A solo un giorno dalla pubblicazione in Europa dell’ Extended Play Prospekt’s March, Chris Martin rivela le possibili intenzioni dei Coldplay, per quanto riguarda i prossimi anni di carriera.
Da un’intervista su Ok Magazine, infatti, le parole del frontman della band fanno intuire come l’idea di sciogliere il gruppo in un momento particolarmente positivo non sia così improbabile.

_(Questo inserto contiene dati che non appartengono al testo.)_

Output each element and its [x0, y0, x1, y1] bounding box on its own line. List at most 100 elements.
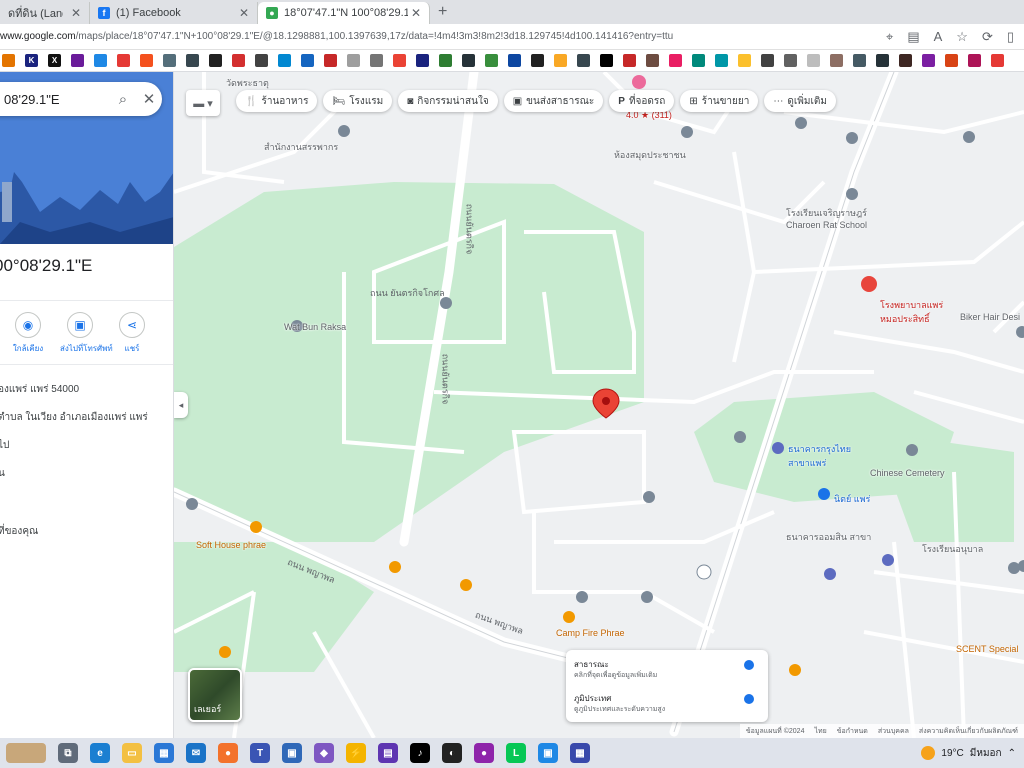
chip-transit[interactable]: ▣ ขนส่งสาธารณะ: [503, 90, 604, 112]
toggle-public[interactable]: สาธารณะ คลิกที่จุดเพื่อดูข้อมูลเพิ่มเติม: [574, 652, 760, 686]
bookmark-icon[interactable]: [922, 54, 935, 67]
search-input[interactable]: 08'29.1"E: [4, 92, 110, 107]
close-icon[interactable]: ✕: [411, 6, 421, 20]
poi-hospital[interactable]: โรงพยาบาลแพร่ หมอประสิทธิ์: [880, 298, 943, 326]
bookmark-icon[interactable]: [876, 54, 889, 67]
share-button[interactable]: ⋖ แชร์: [112, 312, 152, 355]
app-icon[interactable]: ▣: [282, 743, 302, 763]
widget-icon[interactable]: [6, 743, 46, 763]
bookmark-icon[interactable]: [301, 54, 314, 67]
info-line[interactable]: ที่ของคุณ: [0, 524, 38, 539]
read-aloud-icon[interactable]: A: [934, 29, 943, 45]
search-icon[interactable]: ⌕: [110, 91, 136, 108]
bookmark-icon[interactable]: [278, 54, 291, 67]
tiktok-icon[interactable]: ♪: [410, 743, 430, 763]
chip-restaurant[interactable]: 🍴 ร้านอาหาร: [236, 90, 318, 112]
new-tab-button[interactable]: +: [438, 2, 447, 24]
bookmark-icon[interactable]: [646, 54, 659, 67]
chevron-up-icon[interactable]: ⌃: [1008, 748, 1016, 759]
chip-pharmacy[interactable]: ⊞ ร้านขายยา: [680, 90, 759, 112]
poi-camp-fire[interactable]: Camp Fire Phrae: [556, 628, 625, 638]
toggle-indicator[interactable]: [744, 694, 754, 704]
poi-office[interactable]: สำนักงานสรรพากร: [264, 140, 338, 154]
refresh-icon[interactable]: ⟳: [982, 29, 993, 45]
poi-temple[interactable]: วัดพระธาตุ: [226, 76, 269, 90]
temperature[interactable]: 19°C: [941, 748, 963, 759]
bookmark-icon[interactable]: [830, 54, 843, 67]
poi-school-right[interactable]: โรงเรียนอนุบาล: [922, 542, 983, 556]
app-icon[interactable]: ▤: [378, 743, 398, 763]
bookmark-icon[interactable]: [945, 54, 958, 67]
send-to-phone-button[interactable]: ▣ ส่งไปที่โทรศัพท์: [60, 312, 113, 355]
search-bar[interactable]: 08'29.1"E ⌕ ✕: [0, 82, 162, 116]
bookmark-icon[interactable]: [393, 54, 406, 67]
tab-maps[interactable]: ● 18°07'47.1"N 100°08'29.1"E - Go ✕: [258, 2, 430, 24]
bookmark-icon[interactable]: [968, 54, 981, 67]
footer-feedback[interactable]: ส่งความคิดเห็นเกี่ยวกับผลิตภัณฑ์: [919, 726, 1018, 737]
bookmark-icon[interactable]: [508, 54, 521, 67]
chip-hotel[interactable]: 🛏 โรงแรม: [323, 90, 393, 112]
firefox-icon[interactable]: ●: [218, 743, 238, 763]
bookmark-icon[interactable]: [370, 54, 383, 67]
bookmark-icon[interactable]: [255, 54, 268, 67]
file-explorer-icon[interactable]: ▭: [122, 743, 142, 763]
chip-parking[interactable]: P ที่จอดรถ: [609, 90, 675, 112]
store-icon[interactable]: ▦: [154, 743, 174, 763]
info-line[interactable]: น: [0, 466, 5, 481]
bookmark-icon[interactable]: [761, 54, 774, 67]
address-bar[interactable]: www.google.com/maps/place/18°07'47.1"N+1…: [0, 24, 1024, 50]
chip-more[interactable]: ⋯ ดูเพิ่มเติม: [764, 90, 836, 112]
poi-scent[interactable]: SCENT Special: [956, 644, 1018, 654]
weather-text[interactable]: มีหมอก: [970, 746, 1002, 761]
location-line[interactable]: ตำบล ในเวียง อำเภอเมืองแพร่ แพร่: [0, 410, 148, 425]
bookmark-icon[interactable]: [439, 54, 452, 67]
bookmark-icon[interactable]: [692, 54, 705, 67]
bookmark-icon[interactable]: [117, 54, 130, 67]
toggle-indicator[interactable]: [744, 660, 754, 670]
bookmark-icon[interactable]: [899, 54, 912, 67]
bookmark-icon[interactable]: [577, 54, 590, 67]
poi-pomelo[interactable]: นิตย์ แพร่: [834, 492, 870, 506]
bookmark-icon[interactable]: [807, 54, 820, 67]
favorite-star-icon[interactable]: ☆: [956, 29, 968, 45]
info-line[interactable]: ไป: [0, 438, 9, 453]
bookmark-icon[interactable]: X: [48, 54, 61, 67]
app-icon[interactable]: ▦: [570, 743, 590, 763]
bookmark-icon[interactable]: [853, 54, 866, 67]
poi-gsb-bank[interactable]: ธนาคารออมสิน สาขา: [786, 530, 871, 544]
bookmark-icon[interactable]: [140, 54, 153, 67]
footer-privacy[interactable]: ส่วนบุคคล: [878, 726, 909, 737]
mail-icon[interactable]: ✉: [186, 743, 206, 763]
poi-soft-house[interactable]: Soft House phrae: [196, 540, 266, 550]
bookmark-icon[interactable]: [232, 54, 245, 67]
bookmark-icon[interactable]: [991, 54, 1004, 67]
poi-krungthai[interactable]: ธนาคารกรุงไทย สาขาแพร่: [788, 442, 851, 470]
bookmark-icon[interactable]: [416, 54, 429, 67]
close-icon[interactable]: ✕: [239, 6, 249, 20]
split-screen-icon[interactable]: ▯: [1007, 29, 1014, 45]
bookmark-icon[interactable]: [600, 54, 613, 67]
collapse-panel-button[interactable]: ◂: [174, 392, 188, 418]
edge-icon[interactable]: e: [90, 743, 110, 763]
reader-mode-icon[interactable]: ▤: [907, 29, 919, 45]
app-icon[interactable]: ●: [474, 743, 494, 763]
tab-facebook[interactable]: f (1) Facebook ✕: [90, 2, 258, 24]
line-icon[interactable]: L: [506, 743, 526, 763]
app-icon[interactable]: ⚡: [346, 743, 366, 763]
location-icon[interactable]: ⌖: [886, 29, 893, 45]
task-view-icon[interactable]: ⧉: [58, 743, 78, 763]
poi-library[interactable]: ห้องสมุดประชาชน: [614, 148, 686, 162]
bookmark-icon[interactable]: [462, 54, 475, 67]
app-icon[interactable]: ◐: [442, 743, 462, 763]
nearby-button[interactable]: ◉ ใกล้เคียง: [8, 312, 48, 355]
bookmark-icon[interactable]: [347, 54, 360, 67]
footer-terms[interactable]: ข้อกำหนด: [837, 726, 868, 737]
bookmark-icon[interactable]: [2, 54, 15, 67]
bookmark-icon[interactable]: [784, 54, 797, 67]
close-icon[interactable]: ✕: [71, 6, 81, 20]
bookmark-icon[interactable]: [715, 54, 728, 67]
bookmark-icon[interactable]: [738, 54, 751, 67]
teams-icon[interactable]: T: [250, 743, 270, 763]
bookmark-icon[interactable]: [94, 54, 107, 67]
close-icon[interactable]: ✕: [136, 90, 162, 108]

Due anni. Mancano solo due anni al suo trentatreesimo compleanno, e il cantante dei Coldplay crede che siano “il limite massimo, quindi entro la fine del prossimo anno il tempo sarà scaduto”.
Non si parla quindi di scontri all’interno della band, solo della convinzione che le band dovrebbero sciogliersi prima di “invecchiare” definitivamente, intraprendendo un inevitabile declino artistico.
Salvo eventuali ripensamenti, quindi, mancano più o meno 365 giorni alla fine di una delle più importanti band degli ultimi anni, che con il suo lavoro ha definitivamente convinto pubblico e critica. 365 giorni che vedranno il gruppo molto impegnato, secondo le parole di Martin.

Ci sono band che non si scioglieranno mai e che continuano ad arricchire la loro produzione musicale mediante la registrazione di prodotti di bassa qualità, su ordinazione di una major discografica. E altre che scelgono di chiudere la loro vita artistica prima di scadere nel commerciale più sfacciato.
Secondo le ultime dichiarazioni, i Coldplay dovrebbero appartenere alla seconda categoria. Molti loro fans non saranno di certo contenti. Cosa ne pensate?